Erza Gray nos presentó la semana pasada, era el día de San Valentín, y cuando le sugerí algo sobre su futuro. Ella me dio la espalda. ¿Qué puede haberle pasado para haberse convertido en una persona tan amargada y brusca? Yo la recordaba tierna, cariñosa, sensible, oh, tocaba tan bien el piano... Pero me encontré con una chica asustada.

 

A la semana siguiente toqué el violín en un barco de lujo. Aceptaron exponer unos cuadros míos a cambio de una actuación musical. Me enteré de que Haruka iba a venir y acepté sin pensarlo dos veces. Mientras tocaba en el escenario, vi que Haruka se tomaba un refresco y me miraba de soslayo. Estaba tan atractiva con el traje negro, parecía tan segura de sí misma. Su mirada era grave, turbada, me atravesaba con dureza. ¿Me echaría acaso la culpa de lo que le pasaba?

 

La vi salir de la sala lentamente y disculpándome, salí por otra puerta para encontrarme con ella en el pasillo.

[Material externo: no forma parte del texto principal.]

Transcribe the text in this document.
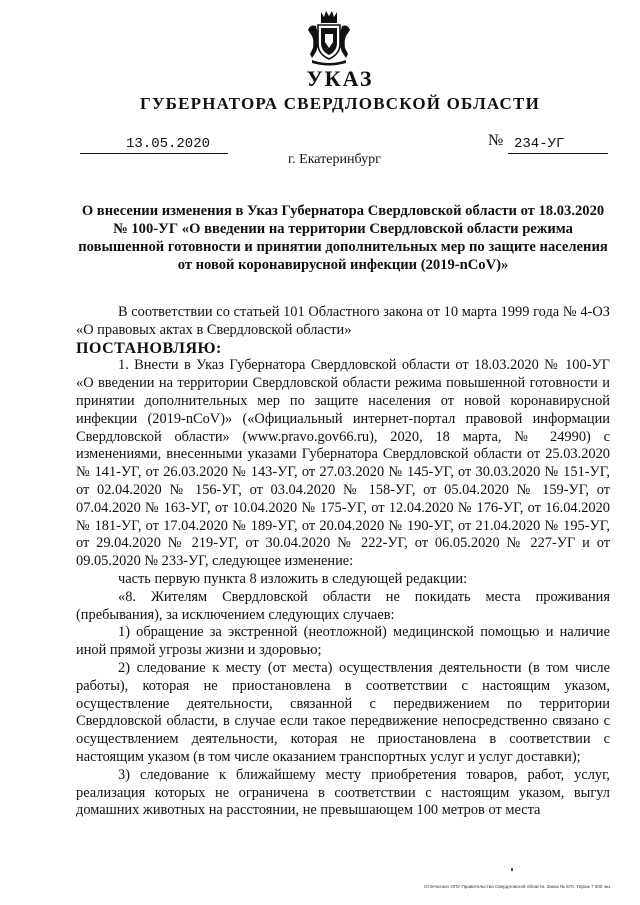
УКАЗ
ГУБЕРНАТОРА СВЕРДЛОВСКОЙ ОБЛАСТИ
13.05.2020	№ 234-УГ
г. Екатеринбург
О внесении изменения в Указ Губернатора Свердловской области от 18.03.2020 № 100-УГ «О введении на территории Свердловской области режима повышенной готовности и принятии дополнительных мер по защите населения от новой коронавирусной инфекции (2019-nCoV)»

В соответствии со статьей 101 Областного закона от 10 марта 1999 года № 4-ОЗ «О правовых актах в Свердловской области»

ПОСТАНОВЛЯЮ:

1. Внести в Указ Губернатора Свердловской области от 18.03.2020 № 100-УГ «О введении на территории Свердловской области режима повышенной готовности и принятии дополнительных мер по защите населения от новой коронавирусной инфекции (2019-nCoV)» («Официальный интернет-портал правовой информации Свердловской области» (www.pravo.gov66.ru), 2020, 18 марта, № 24990) с изменениями, внесенными указами Губернатора Свердловской области от 25.03.2020 № 141-УГ, от 26.03.2020 № 143-УГ, от 27.03.2020 № 145-УГ, от 30.03.2020 № 151-УГ, от 02.04.2020 № 156-УГ, от 03.04.2020 № 158-УГ, от 05.04.2020 № 159-УГ, от 07.04.2020 № 163-УГ, от 10.04.2020 № 175-УГ, от 12.04.2020 № 176-УГ, от 16.04.2020 № 181-УГ, от 17.04.2020 № 189-УГ, от 20.04.2020 № 190-УГ, от 21.04.2020 № 195-УГ, от 29.04.2020 № 219-УГ, от 30.04.2020 № 222-УГ, от 06.05.2020 № 227-УГ и от 09.05.2020 № 233-УГ, следующее изменение:

часть первую пункта 8 изложить в следующей редакции:

«8. Жителям Свердловской области не покидать места проживания (пребывания), за исключением следующих случаев:

1) обращение за экстренной (неотложной) медицинской помощью и наличие иной прямой угрозы жизни и здоровью;

2) следование к месту (от места) осуществления деятельности (в том числе работы), которая не приостановлена в соответствии с настоящим указом, осуществление деятельности, связанной с передвижением по территории Свердловской области, в случае если такое передвижение непосредственно связано с осуществлением деятельности, которая не приостановлена в соответствии с настоящим указом (в том числе оказанием транспортных услуг и услуг доставки);

3) следование к ближайшему месту приобретения товаров, работ, услуг, реализация которых не ограничена в соответствии с настоящим указом, выгул домашних животных на расстоянии, не превышающем 100 метров от места

Отпечатано ОПУ Правительства Свердловской области. Заказ № 570. Тираж 7 000 экз.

La vi admirando uno de mis cuadros, el que se titulaba: "Fin del mundo". Me senté en las escaleras y sonreí. Le dije que ella era muy famosa y que yo conocía a una chica que estaría encantada de poder ir en coche con ella por la playa. No sé por qué le dije aquello. Fue el mar, quizás, que se apoderó de mis sentidos y me impulsó a hablar de mi misma de aquella manera, no lo sé. Ella ni siquiera me miró. Observaba hipnóticamente el cuadro y dijo que era extraño que una chica como yo pudiera pintar algo así. Me molestó que ella siguiera tan ciega a la realidad y le dije que yo podía ver mi destino, igual que podía verlo ella. Haruka dijo que no quería meterse en aquello, que quería ser corredora de motociclismo. Me pidió que dejara de investigarla y que si alguien tenía que salvar el mundo, que lo hiciera yo. Me enfadé y mirándola fijamente le dije que yo tampoco quería hacerlo, que yo quería ser violinista, pero que no me quedaba otra opción sino luchar por el futuro.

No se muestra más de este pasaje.